Masyarakat juga diimbau untuk tidak mudah percaya terhadap informasi yang belum jelas kebenarannya.
Imbauan kepada Masyarakat dan Buruh
Dalam kesempatan tersebut, IPTU Herawati juga menyampaikan imbauan kepada seluruh kelompok buruh dan masyarakat agar dapat menyampaikan aspirasi secara damai, tertib, dan sesuai dengan ketentuan hukum yang berlaku.
Ia menegaskan bahwa kebebasan menyampaikan pendapat merupakan hak setiap warga negara, namun harus tetap dilakukan dengan cara yang bertanggung jawab.
“Kami mengimbau kepada seluruh kelompok buruh dan masyarakat agar dapat menyampaikan aspirasi secara damai, tertib, dan tetap mematuhi aturan hukum yang berlaku,” tegasnya.
Selain itu, masyarakat juga diminta untuk segera melaporkan apabila menemukan atau melihat potensi gangguan kamtibmas.

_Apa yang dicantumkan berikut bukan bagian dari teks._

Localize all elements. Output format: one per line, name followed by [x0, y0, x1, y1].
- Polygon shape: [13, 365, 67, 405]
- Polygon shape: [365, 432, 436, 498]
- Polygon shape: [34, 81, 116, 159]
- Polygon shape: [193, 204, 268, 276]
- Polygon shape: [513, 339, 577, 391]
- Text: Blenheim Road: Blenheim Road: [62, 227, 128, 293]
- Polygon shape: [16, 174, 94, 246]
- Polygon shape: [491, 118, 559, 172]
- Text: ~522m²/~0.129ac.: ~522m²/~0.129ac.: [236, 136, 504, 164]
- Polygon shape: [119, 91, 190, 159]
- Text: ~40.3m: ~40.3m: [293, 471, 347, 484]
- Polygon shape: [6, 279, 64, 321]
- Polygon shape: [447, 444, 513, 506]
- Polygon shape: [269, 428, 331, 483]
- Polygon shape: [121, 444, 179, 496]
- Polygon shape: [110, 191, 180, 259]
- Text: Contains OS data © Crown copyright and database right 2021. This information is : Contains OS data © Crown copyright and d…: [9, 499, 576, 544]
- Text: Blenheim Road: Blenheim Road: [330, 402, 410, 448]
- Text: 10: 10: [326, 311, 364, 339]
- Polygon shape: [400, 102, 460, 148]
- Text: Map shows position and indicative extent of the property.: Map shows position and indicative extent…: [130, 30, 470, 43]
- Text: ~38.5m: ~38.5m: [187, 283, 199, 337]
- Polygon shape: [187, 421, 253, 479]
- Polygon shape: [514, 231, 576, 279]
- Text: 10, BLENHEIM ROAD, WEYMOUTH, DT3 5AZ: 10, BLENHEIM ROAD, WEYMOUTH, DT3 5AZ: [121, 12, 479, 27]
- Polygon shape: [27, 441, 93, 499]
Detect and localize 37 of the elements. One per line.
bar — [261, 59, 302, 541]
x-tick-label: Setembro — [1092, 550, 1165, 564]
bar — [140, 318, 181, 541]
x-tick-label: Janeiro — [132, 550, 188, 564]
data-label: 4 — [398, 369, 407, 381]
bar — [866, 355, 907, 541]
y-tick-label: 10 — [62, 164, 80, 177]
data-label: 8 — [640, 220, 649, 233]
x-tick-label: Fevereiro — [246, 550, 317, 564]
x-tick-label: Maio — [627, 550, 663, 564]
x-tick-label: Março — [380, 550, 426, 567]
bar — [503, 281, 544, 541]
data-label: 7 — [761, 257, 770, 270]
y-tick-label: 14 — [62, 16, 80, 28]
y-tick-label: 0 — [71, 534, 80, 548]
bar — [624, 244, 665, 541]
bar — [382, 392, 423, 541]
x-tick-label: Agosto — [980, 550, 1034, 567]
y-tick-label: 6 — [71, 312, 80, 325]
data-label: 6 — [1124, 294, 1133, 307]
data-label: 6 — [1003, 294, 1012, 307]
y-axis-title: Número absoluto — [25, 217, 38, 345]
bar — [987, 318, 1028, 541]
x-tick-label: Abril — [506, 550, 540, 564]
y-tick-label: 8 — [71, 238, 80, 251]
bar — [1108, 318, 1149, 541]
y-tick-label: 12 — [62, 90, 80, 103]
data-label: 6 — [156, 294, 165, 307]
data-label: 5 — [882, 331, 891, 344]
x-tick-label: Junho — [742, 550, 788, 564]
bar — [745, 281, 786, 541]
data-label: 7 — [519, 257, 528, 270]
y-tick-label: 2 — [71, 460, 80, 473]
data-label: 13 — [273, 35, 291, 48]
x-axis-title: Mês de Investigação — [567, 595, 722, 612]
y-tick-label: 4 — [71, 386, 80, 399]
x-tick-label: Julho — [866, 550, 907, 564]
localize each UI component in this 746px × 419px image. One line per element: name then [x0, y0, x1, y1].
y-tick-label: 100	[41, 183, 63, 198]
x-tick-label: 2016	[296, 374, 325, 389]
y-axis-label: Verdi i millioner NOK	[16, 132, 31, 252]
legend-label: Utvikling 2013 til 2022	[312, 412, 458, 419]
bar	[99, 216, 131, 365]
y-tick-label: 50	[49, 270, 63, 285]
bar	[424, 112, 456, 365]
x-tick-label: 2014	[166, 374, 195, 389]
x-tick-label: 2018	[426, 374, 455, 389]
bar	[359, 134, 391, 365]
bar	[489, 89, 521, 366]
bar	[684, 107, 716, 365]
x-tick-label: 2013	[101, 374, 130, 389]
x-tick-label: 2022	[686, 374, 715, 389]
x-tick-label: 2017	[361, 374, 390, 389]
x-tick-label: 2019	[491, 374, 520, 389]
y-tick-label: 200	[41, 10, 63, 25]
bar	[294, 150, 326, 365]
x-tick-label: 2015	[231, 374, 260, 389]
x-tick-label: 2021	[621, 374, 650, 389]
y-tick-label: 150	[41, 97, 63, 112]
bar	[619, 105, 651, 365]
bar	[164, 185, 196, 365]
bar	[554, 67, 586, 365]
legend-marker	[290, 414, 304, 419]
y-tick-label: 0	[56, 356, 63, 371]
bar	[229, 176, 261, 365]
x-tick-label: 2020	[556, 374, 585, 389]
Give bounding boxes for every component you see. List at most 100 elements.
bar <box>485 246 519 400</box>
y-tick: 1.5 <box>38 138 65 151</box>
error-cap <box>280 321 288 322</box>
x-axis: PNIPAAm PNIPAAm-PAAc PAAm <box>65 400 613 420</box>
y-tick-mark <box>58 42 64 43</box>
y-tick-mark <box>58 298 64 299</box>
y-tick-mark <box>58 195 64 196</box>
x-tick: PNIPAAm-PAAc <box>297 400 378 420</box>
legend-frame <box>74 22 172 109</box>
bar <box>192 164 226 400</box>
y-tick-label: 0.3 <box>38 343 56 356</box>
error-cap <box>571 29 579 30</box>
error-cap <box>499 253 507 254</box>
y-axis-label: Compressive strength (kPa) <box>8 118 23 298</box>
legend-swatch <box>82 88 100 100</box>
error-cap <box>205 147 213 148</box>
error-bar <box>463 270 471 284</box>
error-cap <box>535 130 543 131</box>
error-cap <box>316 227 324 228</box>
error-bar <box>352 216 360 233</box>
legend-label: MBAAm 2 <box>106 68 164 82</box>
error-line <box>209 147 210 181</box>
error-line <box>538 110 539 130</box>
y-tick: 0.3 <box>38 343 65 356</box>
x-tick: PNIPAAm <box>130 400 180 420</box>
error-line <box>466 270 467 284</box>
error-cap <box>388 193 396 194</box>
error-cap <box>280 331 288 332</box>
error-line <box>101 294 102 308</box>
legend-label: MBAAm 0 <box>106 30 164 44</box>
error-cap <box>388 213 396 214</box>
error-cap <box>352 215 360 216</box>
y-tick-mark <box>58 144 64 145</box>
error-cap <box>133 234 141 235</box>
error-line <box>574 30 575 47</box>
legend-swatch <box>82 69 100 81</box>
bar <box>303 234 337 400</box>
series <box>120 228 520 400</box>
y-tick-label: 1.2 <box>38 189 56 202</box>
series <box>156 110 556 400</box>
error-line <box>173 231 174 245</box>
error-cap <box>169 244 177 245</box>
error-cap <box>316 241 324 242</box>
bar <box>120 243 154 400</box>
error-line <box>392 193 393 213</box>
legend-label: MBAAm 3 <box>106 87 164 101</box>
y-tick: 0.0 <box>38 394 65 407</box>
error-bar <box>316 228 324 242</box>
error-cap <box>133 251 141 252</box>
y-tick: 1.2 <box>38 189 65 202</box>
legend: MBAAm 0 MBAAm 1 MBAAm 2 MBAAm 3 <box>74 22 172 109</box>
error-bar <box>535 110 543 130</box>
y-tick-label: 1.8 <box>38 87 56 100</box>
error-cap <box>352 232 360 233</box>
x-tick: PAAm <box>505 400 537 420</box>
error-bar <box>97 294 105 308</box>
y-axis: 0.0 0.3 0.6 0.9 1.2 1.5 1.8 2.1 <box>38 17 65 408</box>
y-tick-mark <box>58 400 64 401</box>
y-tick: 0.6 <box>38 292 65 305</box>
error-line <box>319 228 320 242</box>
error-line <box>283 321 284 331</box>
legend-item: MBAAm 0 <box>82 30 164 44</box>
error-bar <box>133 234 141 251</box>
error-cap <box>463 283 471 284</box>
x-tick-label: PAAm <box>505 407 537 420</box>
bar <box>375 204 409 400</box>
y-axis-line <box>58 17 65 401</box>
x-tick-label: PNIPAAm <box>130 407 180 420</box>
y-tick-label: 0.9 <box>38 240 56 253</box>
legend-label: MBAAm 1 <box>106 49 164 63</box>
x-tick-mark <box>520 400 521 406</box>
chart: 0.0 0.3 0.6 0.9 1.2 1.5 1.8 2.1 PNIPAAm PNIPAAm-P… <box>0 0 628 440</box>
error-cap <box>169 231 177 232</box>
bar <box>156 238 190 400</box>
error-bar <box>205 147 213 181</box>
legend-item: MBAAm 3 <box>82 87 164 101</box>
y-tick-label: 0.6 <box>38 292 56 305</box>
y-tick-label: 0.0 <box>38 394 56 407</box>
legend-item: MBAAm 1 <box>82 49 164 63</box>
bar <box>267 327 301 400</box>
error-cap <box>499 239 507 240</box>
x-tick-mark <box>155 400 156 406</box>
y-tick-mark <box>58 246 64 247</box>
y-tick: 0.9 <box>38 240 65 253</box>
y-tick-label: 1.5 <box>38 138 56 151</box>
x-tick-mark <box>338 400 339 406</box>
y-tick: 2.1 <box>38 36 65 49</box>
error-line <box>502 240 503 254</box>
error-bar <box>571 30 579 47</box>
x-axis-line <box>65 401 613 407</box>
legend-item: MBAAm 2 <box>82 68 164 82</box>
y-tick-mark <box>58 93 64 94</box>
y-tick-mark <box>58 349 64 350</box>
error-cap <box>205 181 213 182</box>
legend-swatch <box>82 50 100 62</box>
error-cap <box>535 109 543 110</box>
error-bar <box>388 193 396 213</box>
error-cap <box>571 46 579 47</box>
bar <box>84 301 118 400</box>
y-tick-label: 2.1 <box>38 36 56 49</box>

“Apabila masyarakat menemukan atau melihat potensi gangguan kamtibmas, segera laporkan ke kantor polisi terdekat atau melalui layanan call center 110,” imbaunya.
Harapan May Day Damai dan Bermartabat
Polres Lampung Utara berharap peringatan May Day tahun 2026 dapat menjadi momentum bagi para pekerja untuk menyampaikan aspirasi secara damai, tertib, dan bermartabat.
Dengan pengamanan yang matang serta dukungan dari seluruh elemen masyarakat, diharapkan kegiatan May Day dapat berlangsung tanpa adanya gangguan yang berarti.
Keberhasilan dalam menjaga keamanan ini tentunya tidak terlepas dari peran aktif seluruh pihak, termasuk masyarakat yang turut menjaga lingkungan masing-masing.
Penutup
Kegiatan dialog interaktif “Polisi Menyapa” yang disiarkan melalui RRI menjadi salah satu bentuk komunikasi publik yang efektif dalam menjaga situasi kamtibmas tetap kondusif.
Melalui dialog ini, masyarakat mendapatkan informasi yang jelas serta imbauan langsung dari pihak kepolisian terkait langkah-langkah pengamanan yang dilakukan.
Dengan sinergi yang kuat antara kepolisian, pemerintah, dan masyarakat, diharapkan situasi keamanan di wilayah Lampung Utara tetap terjaga, khususnya menjelang peringatan Hari Buruh Internasional.
Pada akhirnya, terciptanya situasi yang aman dan kondusif merupakan tanggung jawab bersama yang membutuhkan kerja sama dan kesadaran dari seluruh elemen masyarakat.